Na maior das calmas.
Inconsciente do “perigo” que tinha passado! Foi a minha primeira aterragem com vento de lado. E sem dar pelo que tinha feito realmente.
Nem eu sonhava com o Funchal ou Ponta Delgada…
Mais tarde, 4 anos mais tarde, na Força Aérea ensinaram-me a aterrar com vento de lado: exactamente como eu tinha feito, em Quelimane!
E já agora, para que se saiba, uma hora de voo, em instrução, custava naquela altura 200$00, duzentos Escudos = 1€.
€1 a hora de voo. Uma bica e meio pastel de nata... |
A Mocidade Portuguesa pagava uma parte, exactamente como hoje acontece aos jovens com menos posses para se iniciarem na Aviação.
(Diga...?!?!?).
E o meu Pai não era propriamente um descamisado...

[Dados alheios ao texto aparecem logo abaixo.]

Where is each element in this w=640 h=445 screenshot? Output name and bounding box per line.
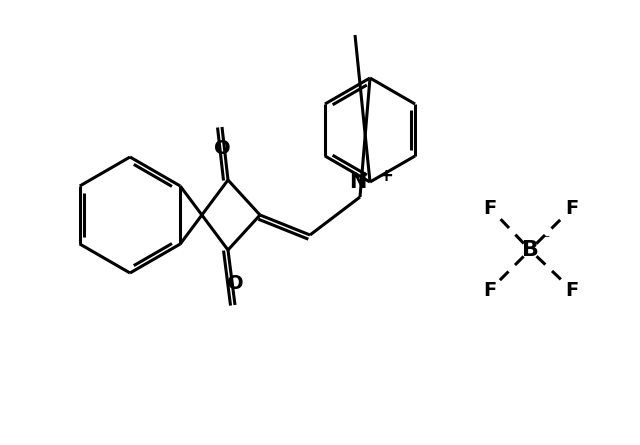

Claro que eu era da Mocidade Portuguesa.
Obrigado a ser, mas com algum proveito, como se vê....
(Actualizada em 17 de Julho de 2018)
Não fosse o amigo...o melhor piloto ao norte de Moçambique e a voar um Piper Cub que quase voa parado!
ResponderEliminarEspectáculo estas magníficas prosas...
São histórias de uma vida...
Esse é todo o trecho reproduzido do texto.